The stronger dollar combined with rising inflation should continue to push rates higher in China. Rising rates translates into less liquidity, thereby forcing a response from Beijing to keep the economy “humming”. Overnight shorter term SHIBOR continued to push the longer duration rates higher.
Beijing may be able to flood the system with liquidity but that will only increase financial speculation and inflation as the amount of available investments and projects is limited. Look to keep a watchful eye on key commodities such as copper and coal.
Back in February, if you asked an investor what she would do if the Yuan was at a 2009 low against the dollar she’d probably tell you to sell everything, but time and narratives have changed. For now, investors do not care one bit about the Yuan.
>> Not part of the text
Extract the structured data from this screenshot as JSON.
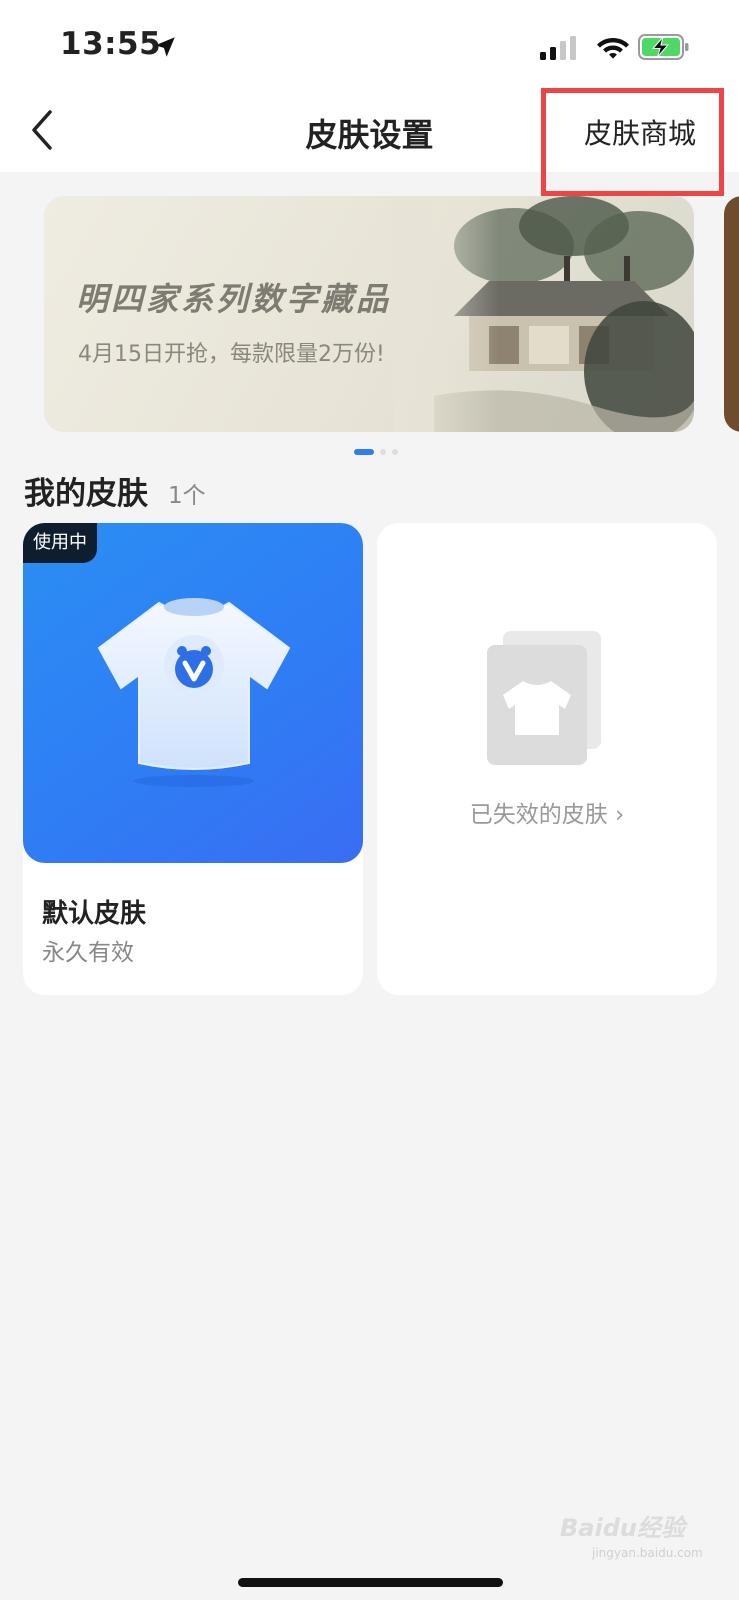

The Russel 2000 hit a new all time high this morning and major bank stocks are up over 3%. Meanwhile US bonds continue to sell off pushing rates and the dollar higher.
The spill over effects from higher rates are already starting to show in the real economy. US mortgage rates are on the rise.
Someone better step into the bond market soon, because the longer this bond sell off continues, the worse it will get.
But that doesn’t mean this is the end to the +35 year bond bull market. Rates cannot rise forever simply because the high levels of debt in the system will simply not permit it. For the global economy runs on debt, and if no one wants that debt anymore the system will collapse.
Which once again brings into sharp focus the irony of all these risk-on moves in equities and the selling of gold. These recent moves are most likely head fakes to be taken advantage of. I’m even looking at buying long term bonds here soon. But we’ll see, one has to be very very cautious around a sharp move like this. Sometimes instead of catching a fallen knife, it is better to let it hit the floor first. In the end, I look to fade the a majority of these head fakes and take advantage of the rising dollar story.